Regia di Marco Tullio Giordana con Monica Bellucci, Luca Zingaretti, Alessio Boni, Maurizio Donadoni, Giovanni Visentin, Luigi Diberti, Paolo Bonanni, Mattia Sbragia, Alessandro Di Natale, Tresy Taddei

Recensione a cura di kowalsky (voto: 7,0)

La vita di Luisa Ferida (1914-1945) e Osvaldo Valenti (1906-1945), la storia dell'amore più appassionante e disperato della storia del cinema italiano, meriterebbe un paragrafo a parte: anche se alle nuove generazioni i loro nomi non dicono niente, la loro vicenda è emblematica sia delle difficili o contestabili scelte individuali, sia del doloroso passaggio dell'Italia tra la fine della Seconda Guerra Mondiale e la nascita della Repubblica Parlamentare di oggi.
Luisa Ferida era bella, bruna, ricca di sensualità, facendo sfoggio di quel glamour (qualcuno direbbe "di regime") che in un certo senso rispecchiava le dive dell'epoca, su tutte Doris Duranti.
Valenti era un'attore dotato di una forte caratterizzazione, forse enfatico ma certamente non "estremo" come riferiscono le cronache dell'epoca, comunque quasi Falstaffiano nella sua possenza, privilegiando (ma non per causa sua) ruoli di villain, spregevoli o inquietanti (come quello del rivale perenne di Nazzari ne "La cena delle beffe").

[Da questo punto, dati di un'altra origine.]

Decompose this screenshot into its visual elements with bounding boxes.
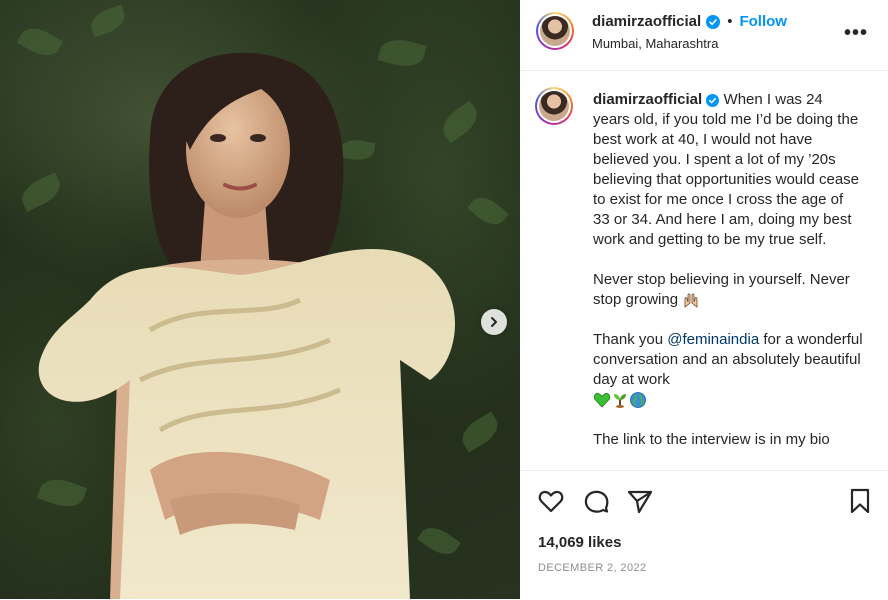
bookmark-icon[interactable] [846,487,874,515]
post-actions: 14,069 likes DECEMBER 2, 2022 [520,470,888,600]
follow-button[interactable]: Follow [739,13,787,30]
verified-badge-icon [706,93,720,107]
globe-icon [630,392,646,408]
caption-paragraph-3-start: Thank you [593,331,668,348]
more-options-icon[interactable]: ••• [844,22,868,45]
post-side-panel: diamirzaofficial • Follow Mumbai, Mahara… [520,0,888,599]
post-caption: diamirzaofficial When I was 24 years old… [593,90,863,470]
chevron-right-icon [491,317,497,327]
header-user-line: diamirzaofficial • Follow [592,13,787,30]
caption-paragraph-4: The link to the interview is in my bio [593,431,830,448]
separator-dot: • [727,13,733,30]
caption-username[interactable]: diamirzaofficial [593,91,702,108]
comment-icon[interactable] [582,487,610,515]
raising-hands-icon [684,293,698,308]
post-header: diamirzaofficial • Follow Mumbai, Mahara… [520,0,888,71]
heart-icon[interactable] [537,487,565,515]
caption-author-avatar[interactable] [535,87,573,125]
seedling-icon [614,394,626,409]
mention-link[interactable]: @feminaindia [667,331,759,348]
post-location[interactable]: Mumbai, Maharashtra [592,36,718,51]
post-photo[interactable] [0,0,520,599]
instagram-post: diamirzaofficial • Follow Mumbai, Mahara… [0,0,888,599]
caption-paragraph-1: When I was 24 years old, if you told me … [593,91,860,248]
woman-portrait-illustration [38,52,455,599]
likes-count[interactable]: 14,069 likes [538,534,621,551]
next-photo-button[interactable] [481,309,507,335]
author-username[interactable]: diamirzaofficial [592,13,701,30]
paper-plane-icon[interactable] [626,487,654,515]
post-date: DECEMBER 2, 2022 [538,562,647,574]
author-avatar[interactable] [536,12,574,50]
verified-badge-icon [706,14,721,29]
green-heart-icon [593,393,611,408]
caption-paragraph-2: Never stop believing in yourself. Never … [593,271,850,308]
caption-area: diamirzaofficial When I was 24 years old… [520,71,888,470]
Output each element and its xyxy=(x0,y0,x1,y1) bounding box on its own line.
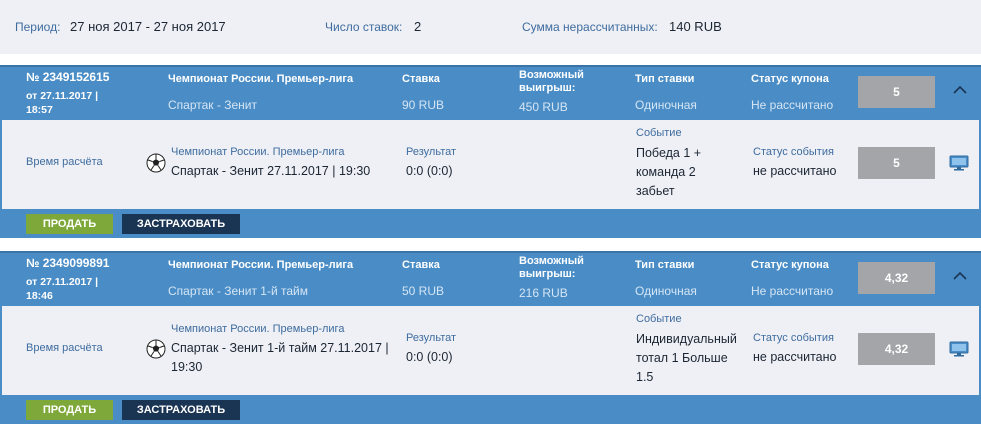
event-line-3: забьет xyxy=(636,184,675,198)
coupon-odds: 5 xyxy=(858,76,935,108)
event-tournament: Чемпионат России. Премьер-лига xyxy=(171,323,345,335)
result-value: 0:0 (0:0) xyxy=(406,350,453,364)
coupon-date: от 27.11.2017 | 18:46 xyxy=(26,276,99,302)
unsettled-sum-value: 140 RUB xyxy=(669,19,722,34)
coupon-actions: ПРОДАТЬ ЗАСТРАХОВАТЬ xyxy=(0,395,981,424)
event-line-2: команда 2 xyxy=(636,165,696,179)
event-match-line-1: Спартак - Зенит 27.11.2017 | 19:30 xyxy=(171,164,371,178)
coupon-event-row: Время расчёта Чемпионат России. Премьер-… xyxy=(0,120,981,209)
unsettled-sum-label: Сумма нерассчитанных: xyxy=(522,20,658,34)
bet-type-value: Одиночная xyxy=(635,98,697,112)
chevron-up-icon[interactable] xyxy=(951,267,969,285)
event-label: Событие xyxy=(636,127,682,139)
coupon-event-row: Время расчёта Чемпионат России. Премьер-… xyxy=(0,306,981,395)
bet-coupon: № 2349099891 от 27.11.2017 | 18:46 Чемпи… xyxy=(0,251,981,424)
event-tournament: Чемпионат России. Премьер-лига xyxy=(171,146,345,158)
stake-value: 50 RUB xyxy=(402,284,445,298)
bet-type-label: Тип ставки xyxy=(635,73,695,85)
coupon-header[interactable]: № 2349099891 от 27.11.2017 | 18:46 Чемпи… xyxy=(0,251,981,306)
bet-coupon: № 2349152615 от 27.11.2017 | 18:57 Чемпи… xyxy=(0,65,981,238)
monitor-icon[interactable] xyxy=(949,341,969,357)
event-line-2: тотал 1 Больше xyxy=(636,351,728,365)
event-line-1: Победа 1 + xyxy=(636,146,702,160)
bets-count-label: Число ставок: xyxy=(325,20,403,34)
event-status-value: не рассчитано xyxy=(753,164,837,178)
bets-summary-bar: Период: 27 ноя 2017 - 27 ноя 2017 Число … xyxy=(0,0,981,54)
event-status-label: Статус события xyxy=(753,146,834,158)
coupon-odds: 4,32 xyxy=(858,262,935,294)
coupon-status-value: Не рассчитано xyxy=(751,98,834,112)
result-label: Результат xyxy=(406,332,457,344)
coupon-match: Спартак - Зенит 1-й тайм xyxy=(168,284,308,298)
chevron-up-icon[interactable] xyxy=(951,81,969,99)
period-value: 27 ноя 2017 - 27 ноя 2017 xyxy=(70,19,226,34)
event-status-value: не рассчитано xyxy=(753,350,837,364)
bet-type-label: Тип ставки xyxy=(635,259,695,271)
event-line-3: 1.5 xyxy=(636,370,654,384)
result-label: Результат xyxy=(406,146,457,158)
calc-time-label: Время расчёта xyxy=(26,342,103,354)
event-status-label: Статус события xyxy=(753,332,834,344)
stake-label: Ставка xyxy=(402,73,440,85)
coupon-status-label: Статус купона xyxy=(751,259,829,271)
result-value: 0:0 (0:0) xyxy=(406,164,453,178)
possible-win-label: Возможный выигрыш: xyxy=(519,69,584,94)
coupon-actions: ПРОДАТЬ ЗАСТРАХОВАТЬ xyxy=(0,209,981,238)
period-label: Период: xyxy=(15,20,61,34)
coupon-match: Спартак - Зенит xyxy=(168,98,257,112)
event-line-1: Индивидуальный xyxy=(636,332,737,346)
possible-win-value: 450 RUB xyxy=(519,100,568,114)
insure-button[interactable]: ЗАСТРАХОВАТЬ xyxy=(122,214,240,234)
coupon-date: от 27.11.2017 | 18:57 xyxy=(26,90,99,116)
coupon-tournament: Чемпионат России. Премьер-лига xyxy=(168,259,354,271)
coupon-header[interactable]: № 2349152615 от 27.11.2017 | 18:57 Чемпи… xyxy=(0,65,981,120)
possible-win-label: Возможный выигрыш: xyxy=(519,255,584,280)
event-odds: 4,32 xyxy=(858,333,935,365)
bets-count-value: 2 xyxy=(414,19,422,34)
insure-button[interactable]: ЗАСТРАХОВАТЬ xyxy=(122,400,240,420)
soccer-ball-icon xyxy=(146,339,166,359)
sell-button[interactable]: ПРОДАТЬ xyxy=(26,214,113,234)
soccer-ball-icon xyxy=(146,153,166,173)
calc-time-label: Время расчёта xyxy=(26,156,103,168)
stake-value: 90 RUB xyxy=(402,98,445,112)
coupon-status-label: Статус купона xyxy=(751,73,829,85)
coupon-tournament: Чемпионат России. Премьер-лига xyxy=(168,73,354,85)
stake-label: Ставка xyxy=(402,259,440,271)
coupon-number: № 2349152615 xyxy=(26,70,110,84)
monitor-icon[interactable] xyxy=(949,155,969,171)
event-match-line-2: 19:30 xyxy=(171,360,203,374)
sell-button[interactable]: ПРОДАТЬ xyxy=(26,400,113,420)
event-odds: 5 xyxy=(858,147,935,179)
coupon-status-value: Не рассчитано xyxy=(751,284,834,298)
event-match-line-1: Спартак - Зенит 1-й тайм 27.11.2017 | xyxy=(171,341,389,355)
event-label: Событие xyxy=(636,313,682,325)
coupon-number: № 2349099891 xyxy=(26,256,110,270)
possible-win-value: 216 RUB xyxy=(519,286,568,300)
bet-type-value: Одиночная xyxy=(635,284,697,298)
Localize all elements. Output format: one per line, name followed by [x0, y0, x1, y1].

Marco Tullio Giordana ha riproposto la loro storia, costellata da episodi della breve carriera di ciascuno (una decina d'anni entrambi, trenta film per la Ferida e quarantasette per Valenti all'attivo), proponendo improbabili sequel di "Capitan Fracassa", "Enrico IV" o (ancora) "La locandiera", girato a Venezia, seguendo un criterio tutto sommato fedele alla cronaca nel rievocare la storia che lega l'amour fou dei due amanti-attori.
Certamente è facile recriminare su alcune scelte, come la discussa sequenza saffica della Bellucci presso la famigerata Villa Koch (più un'espediente glamour per corteggiare lo spettatore) o sul personaggio completamente inventato di Goffredi impersonato da Alessio Boni, sorta di "amante perduto" (o impossibile) che sembra uscito dalle pagine di un feulleiton d'autore.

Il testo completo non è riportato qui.